MCAT Content / Force / Newtons First Law Inertia

Newton’s First Law, Inertia

Topic: Force

Newton’s first law of motion, also known as the law of inertia, states that a body at rest remains at rest or, if in motion, remains in motion at a constant velocity unless acted on by a net external force.

Experience suggests that an object at rest will remain at rest if left alone, and that an object in motion tends to slow down and stop unless some effort is made to keep it moving. What Newton’s first law of motion states, however, is the following:

NEWTON’S FIRST LAW OF MOTION
A body at rest remains at rest, or, if in motion, remains in motion at a constant velocity unless acted on by a net external force.

Note the repeated use of the verb “remains.” We can think of this law as preserving the status quo of motion.

Rather than contradicting our experience, Newton’s first law of motion states that there must be a cause (which is a net external force) for there to be any change in velocity (either a change in magnitude or direction).

The idea of cause and effect is crucial in accurately describing what happens in various situations. For example, consider an air hockey table. When the air is turned off, the puck slides only a short distance before friction slows it to a stop. However, when the air is turned on, it creates a nearly frictionless surface, and the puck glides long distances without slowing down. Additionally, if we know enough about the friction, we can accurately predict how quickly the object will slow down. Friction is an external force.
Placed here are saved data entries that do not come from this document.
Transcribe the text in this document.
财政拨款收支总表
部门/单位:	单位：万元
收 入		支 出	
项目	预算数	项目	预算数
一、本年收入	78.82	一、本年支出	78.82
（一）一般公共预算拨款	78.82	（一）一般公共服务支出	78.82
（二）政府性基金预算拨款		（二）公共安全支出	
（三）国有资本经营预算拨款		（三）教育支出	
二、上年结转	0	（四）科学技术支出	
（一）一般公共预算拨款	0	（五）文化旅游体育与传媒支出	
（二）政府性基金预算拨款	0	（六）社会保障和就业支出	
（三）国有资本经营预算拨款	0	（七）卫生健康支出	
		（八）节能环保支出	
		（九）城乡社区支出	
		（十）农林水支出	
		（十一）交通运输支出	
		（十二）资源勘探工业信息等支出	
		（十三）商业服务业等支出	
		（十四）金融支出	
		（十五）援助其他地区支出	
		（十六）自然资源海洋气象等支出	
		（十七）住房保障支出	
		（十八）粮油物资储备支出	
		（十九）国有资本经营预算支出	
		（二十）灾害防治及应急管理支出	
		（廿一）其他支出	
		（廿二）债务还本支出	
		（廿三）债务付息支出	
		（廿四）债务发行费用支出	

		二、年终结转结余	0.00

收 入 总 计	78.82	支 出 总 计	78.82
The property of a body to remain at rest or to remain in motion with constant velocity is called inertia. Newton’s first law is often called the law of inertia. As we know from experience, some objects have more inertia than others. It is obviously more difficult to change the motion of a large boulder than that of a basketball, for example. The inertia of an object is measured by its mass. Roughly speaking, mass is a measure of the amount of “stuff” (or matter) in something. The quantity or amount of matter in an object is determined by the numbers of atoms and molecules of various types it contains. Unlike weight, mass does not vary with location. The mass of an object is the same on Earth, in orbit, or on the surface of the Moon. In practice, it is very difficult to count and identify all of the atoms and molecules in an object, so masses are not often determined in this manner. Operationally, the masses of objects are determined by comparison with the standard kilogram.


Key Points

• Newton’s first law of motion states that a body at rest remains at rest, or, if in motion, remains in motion at a constant velocity unless acted on by a net external force. This is also known as the law of inertia.

• Inertia is the tendency of an object to remain at rest or remain in motion. Inertia is related to an object’s mass.
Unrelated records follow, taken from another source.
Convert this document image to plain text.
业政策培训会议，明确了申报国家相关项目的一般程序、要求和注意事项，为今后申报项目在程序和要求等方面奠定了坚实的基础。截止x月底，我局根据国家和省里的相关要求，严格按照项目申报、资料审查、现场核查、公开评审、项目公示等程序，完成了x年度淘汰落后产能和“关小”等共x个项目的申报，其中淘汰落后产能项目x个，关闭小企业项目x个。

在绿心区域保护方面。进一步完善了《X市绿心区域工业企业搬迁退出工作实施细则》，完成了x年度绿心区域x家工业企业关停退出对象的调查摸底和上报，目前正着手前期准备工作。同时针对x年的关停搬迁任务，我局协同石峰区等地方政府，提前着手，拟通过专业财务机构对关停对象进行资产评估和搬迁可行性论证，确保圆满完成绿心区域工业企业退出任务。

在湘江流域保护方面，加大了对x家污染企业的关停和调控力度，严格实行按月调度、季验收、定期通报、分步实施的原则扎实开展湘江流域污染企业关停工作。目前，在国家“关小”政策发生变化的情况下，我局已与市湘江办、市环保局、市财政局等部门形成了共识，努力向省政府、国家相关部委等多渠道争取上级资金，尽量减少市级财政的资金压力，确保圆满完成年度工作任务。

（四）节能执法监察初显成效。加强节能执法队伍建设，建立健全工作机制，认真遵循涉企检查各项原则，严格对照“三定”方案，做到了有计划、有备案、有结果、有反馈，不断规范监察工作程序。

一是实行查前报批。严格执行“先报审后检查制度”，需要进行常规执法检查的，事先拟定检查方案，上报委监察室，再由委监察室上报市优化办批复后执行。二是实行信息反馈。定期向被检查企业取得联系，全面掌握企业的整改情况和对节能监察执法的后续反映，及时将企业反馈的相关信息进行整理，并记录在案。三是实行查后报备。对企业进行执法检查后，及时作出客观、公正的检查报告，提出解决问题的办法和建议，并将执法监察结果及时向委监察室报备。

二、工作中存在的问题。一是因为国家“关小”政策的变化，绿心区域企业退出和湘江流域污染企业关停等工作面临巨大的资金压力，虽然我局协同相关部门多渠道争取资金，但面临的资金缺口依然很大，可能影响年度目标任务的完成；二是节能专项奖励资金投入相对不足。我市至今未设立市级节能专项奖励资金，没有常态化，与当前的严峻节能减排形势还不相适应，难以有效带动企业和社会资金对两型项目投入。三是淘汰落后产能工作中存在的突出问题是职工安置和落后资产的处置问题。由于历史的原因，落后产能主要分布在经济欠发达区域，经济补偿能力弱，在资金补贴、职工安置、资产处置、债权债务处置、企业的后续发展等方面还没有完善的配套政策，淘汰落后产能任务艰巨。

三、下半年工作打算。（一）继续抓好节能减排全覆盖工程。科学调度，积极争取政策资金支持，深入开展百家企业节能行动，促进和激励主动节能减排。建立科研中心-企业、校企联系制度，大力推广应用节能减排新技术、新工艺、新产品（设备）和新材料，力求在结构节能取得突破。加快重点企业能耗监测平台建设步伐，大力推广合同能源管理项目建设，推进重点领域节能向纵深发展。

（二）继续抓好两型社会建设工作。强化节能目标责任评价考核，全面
• Mass is the quantity of matter in a substance.


Key Terms

Inertia: the tendency of an object to remain at rest or remain in motion.

Mass: the quantity of matter in a substance; measured in kilograms.

Newton’s first law of motion/Law of Inertia: A body at rest remains at rest or, if in motion, remains in motion at a constant velocity unless acted on by a net external force; also known as the law of inertia.

Force: Any interaction that, when unopposed, will change the motion of an object.